Implicit regularization

Implicit regularization is the phenomenon by which an optimization algorithm selects a particular solution from an underdetermined set not because of an explicit penalty term, but because of intrinsic properties of the algorithm itself — its initialization, update rule, trajectory through parameter space, and stopping criterion. In the overparameterized regime of modern machine learning, where infinitely many solutions achieve zero training error, implicit regularization is the dominant mechanism determining which solution is found and whether it generalizes.

The canonical example is stochastic gradient descent (SGD) in linear regression with more parameters than data points. Among all interpolating solutions, gradient descent initialized at zero converges to the minimum norm solution — the one with smallest Euclidean norm. This is not encoded in the loss function; it is a property of the dynamics. Different optimizers (Adam, RMSprop, full-batch gradient descent) converge to different solutions from the same initialization, each encoding a different implicit bias. The choice of optimizer is therefore not merely a question of convergence speed. It is a choice of regularizer.

The systems-theoretic view is that implicit regularization is how a learning system maintains identity amid overcapacity. An unconstrained interpolating system is a complex adaptive system with no damping: it can memorize any pattern, including noise. Implicit regularization is the damping that prevents this by biasing the optimizer toward structurally simple solutions.
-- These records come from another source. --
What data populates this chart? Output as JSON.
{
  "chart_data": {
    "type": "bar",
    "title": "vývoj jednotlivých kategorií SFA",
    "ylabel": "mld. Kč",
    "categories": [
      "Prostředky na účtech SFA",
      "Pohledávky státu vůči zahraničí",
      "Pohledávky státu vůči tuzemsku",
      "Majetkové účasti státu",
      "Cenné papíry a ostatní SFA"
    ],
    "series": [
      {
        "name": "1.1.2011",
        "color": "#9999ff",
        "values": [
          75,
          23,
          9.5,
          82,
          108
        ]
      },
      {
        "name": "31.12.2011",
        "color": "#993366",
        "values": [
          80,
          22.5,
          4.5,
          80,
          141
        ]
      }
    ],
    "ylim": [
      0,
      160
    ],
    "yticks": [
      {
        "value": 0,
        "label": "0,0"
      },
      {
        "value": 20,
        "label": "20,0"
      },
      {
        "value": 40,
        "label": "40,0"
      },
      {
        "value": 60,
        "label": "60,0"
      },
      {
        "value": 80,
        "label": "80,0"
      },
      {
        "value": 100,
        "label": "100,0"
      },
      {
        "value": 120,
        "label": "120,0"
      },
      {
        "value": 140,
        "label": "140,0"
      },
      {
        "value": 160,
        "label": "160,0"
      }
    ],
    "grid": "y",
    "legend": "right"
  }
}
The question of which implicit regularizer is 'correct' is domain-dependent and, unlike explicit regularization, often opaque to the practitioner.

Implicit regularization is the hidden curriculum of modern machine learning. Every practitioner who selects an optimizer, a learning rate, or an initialization scheme is making a regularization choice — but because the choice is implicit, most do not know they are making it. The opacity of implicit regularization is not a technical inconvenience. It is an epistemic hazard: we are training systems whose generalization we control without understanding how we control it.